Can you "make" friends? What does that take?

Have you experienced bringing your various friends together and found that they thus became friends of one another?

Would this be primarily about our motivation – what would you do for a friend, for Jesus? Lay down your life? What difference would being a disciple or a friend bring to a motivation and consequence-in-living.

Would this be primarily about expansion of Jesus' friends (as if he was incapable of being someone's friend on his own) and so we become the proverbial and catalytic best friend who gets left behind when new connections are made between your best friend and another (sound like a familiar movie plot)?

How would it change a congregation to be made up of friends of J rather than disciples of Jesus?

This friendship talk is supposedly to strengthen our love of one another. How's that working out for Jesus? Has this tactic worked?

We might profitably play with these intersections between servant-friend-lover. On which boundary are you finding your work these days?

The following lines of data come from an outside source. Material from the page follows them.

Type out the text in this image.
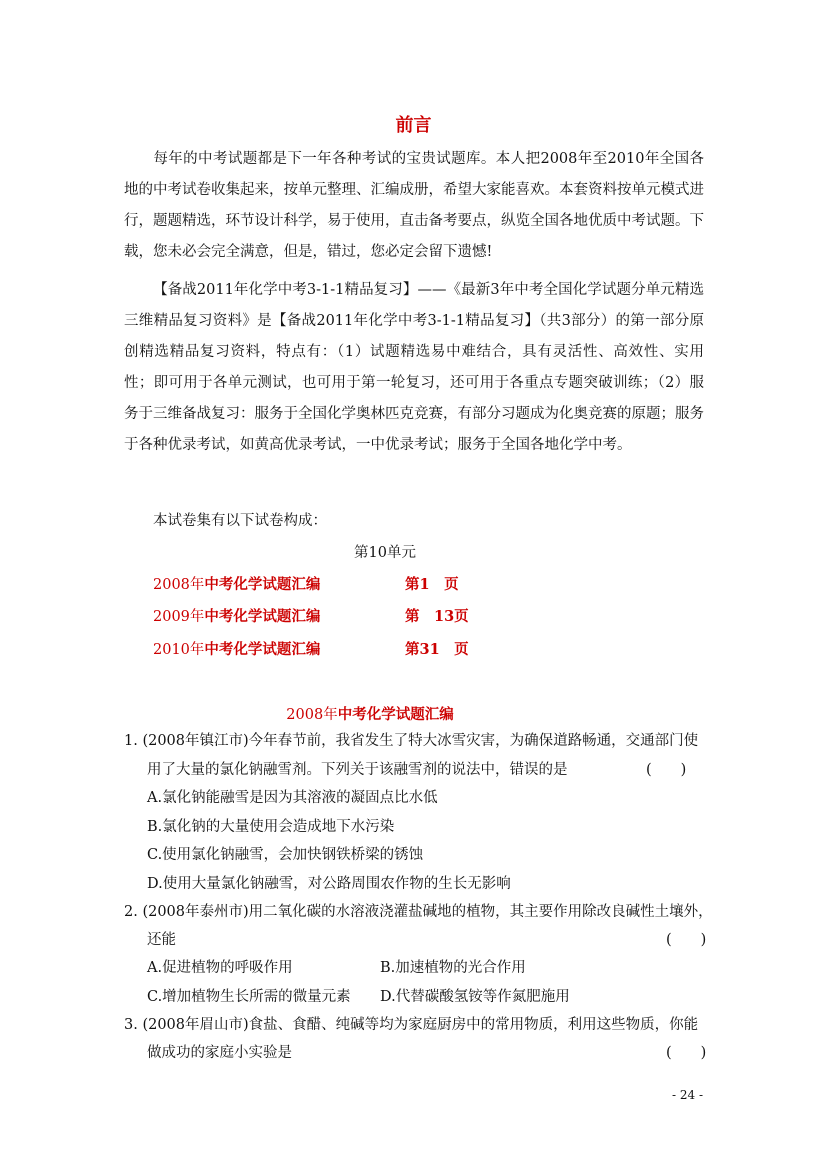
前言

每年的中考试题都是下一年各种考试的宝贵试题库。本人把2008年至2010年全国各地的中考试卷收集起来，按单元整理、汇编成册，希望大家能喜欢。本套资料按单元模式进行，题题精选，环节设计科学，易于使用，直击备考要点，纵览全国各地优质中考试题。下载，您未必会完全满意，但是，错过，您必定会留下遗憾!

【备战2011年化学中考3-1-1精品复习】——《最新3年中考全国化学试题分单元精选三维精品复习资料》是【备战2011年化学中考3-1-1精品复习】（共3部分）的第一部分原创精选精品复习资料，特点有：（1）试题精选易中难结合，具有灵活性、高效性、实用性；即可用于各单元测试，也可用于第一轮复习，还可用于各重点专题突破训练；（2）服务于三维备战复习：服务于全国化学奥林匹克竞赛，有部分习题成为化奥竞赛的原题；服务于各种优录考试，如黄高优录考试，一中优录考试；服务于全国各地化学中考。

本试卷集有以下试卷构成：
第10单元
2008年中考化学试题汇编	第1　页
2009年中考化学试题汇编	第　13页
2010年中考化学试题汇编	第31　页
2008年中考化学试题汇编
1. (2008年镇江市)今年春节前，我省发生了特大冰雪灾害，为确保道路畅通，交通部门使
用了大量的氯化钠融雪剂。下列关于该融雪剂的说法中，错误的是	(　　)
A.氯化钠能融雪是因为其溶液的凝固点比水低
B.氯化钠的大量使用会造成地下水污染
C.使用氯化钠融雪，会加快钢铁桥梁的锈蚀
D.使用大量氯化钠融雪，对公路周围农作物的生长无影响
2. (2008年泰州市)用二氧化碳的水溶液浇灌盐碱地的植物，其主要作用除改良碱性土壤外，
还能	(　　)
A.促进植物的呼吸作用	B.加速植物的光合作用
C.增加植物生长所需的微量元素 D.代替碳酸氢铵等作氮肥施用
3. (2008年眉山市)食盐、食醋、纯碱等均为家庭厨房中的常用物质，利用这些物质，你能
做成功的家庭小实验是	(　　)
- 24 -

http://kcmlection.blogspot.com/2009_05_01_archive.html

 


 

In John 13 we hear the importance of “loving one another” - it is the preeminent sign of community. Those who do so reflect their connection with wholeness. In the Christian community this is being a disciple of Jesus, one who loves those Jesus loves. Of course this quickly becomes a universal stance toward all people and all of creation as we are all relatives of one another.

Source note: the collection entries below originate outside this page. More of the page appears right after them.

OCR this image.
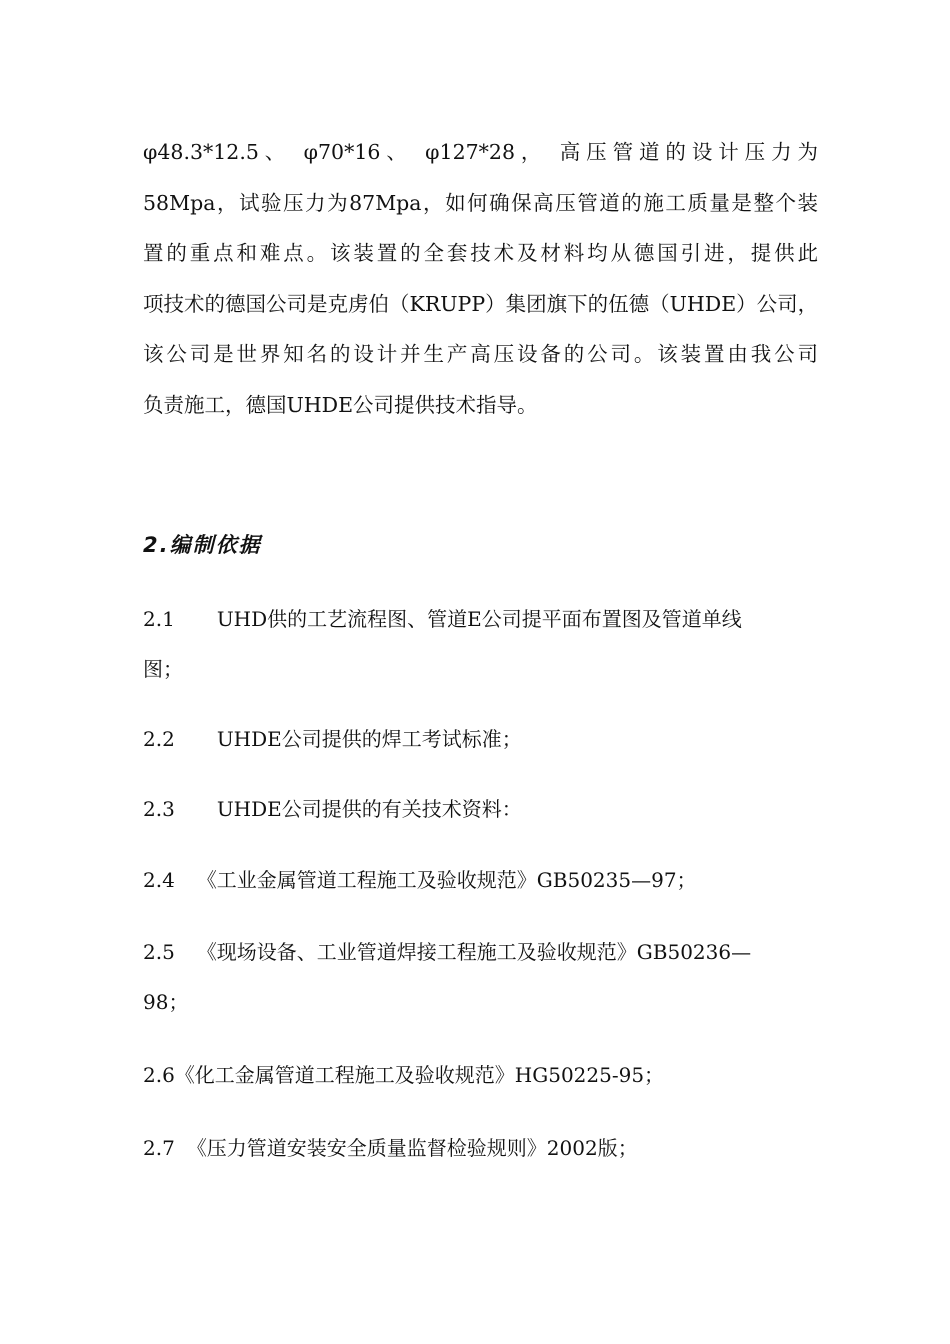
φ48.3*12.5、 φ70*16、 φ127*28， 高压管道的设计压力为
58Mpa，试验压力为87Mpa，如何确保高压管道的施工质量是整个装
置的重点和难点。该装置的全套技术及材料均从德国引进，提供此
项技术的德国公司是克虏伯（KRUPP）集团旗下的伍德（UHDE）公司，
该公司是世界知名的设计并生产高压设备的公司。该装置由我公司
负责施工，德国UHDE公司提供技术指导。
2.编制依据
2.1 UHD供的工艺流程图、管道E公司提平面布置图及管道单线
图；
2.2 UHDE公司提供的焊工考试标准；
2.3 UHDE公司提供的有关技术资料：
2.4 《工业金属管道工程施工及验收规范》GB50235—97；
2.5 《现场设备、工业管道焊接工程施工及验收规范》GB50236—
98；
2.6《化工金属管道工程施工及验收规范》HG50225-95；
2.7 《压力管道安装安全质量监督检验规则》2002版；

Here we again hear about “loving one another”. This is not about being an attractant to church - others seeing our love for one another and coming to wonder and give an offering to keep us going. At the first level this is simply a way to live, whether a disciple of Jesus or not. All manner of folks offer themselves to others - to show what they know and understand.

A more dangerous level is reading this too literally, as though only Jesus’ disciples can love, follow this command, or that love is outcome based - that we will love as long as we are getting what we want.

There is also a circularity here - I am giving you a command to love one another so that you will love one another as you can’t do it without being commanded. Can a commanded love be love?

Back to a more helpful reading, your gifts will bear the most fruit when done in community. Therefore love one another and prosper.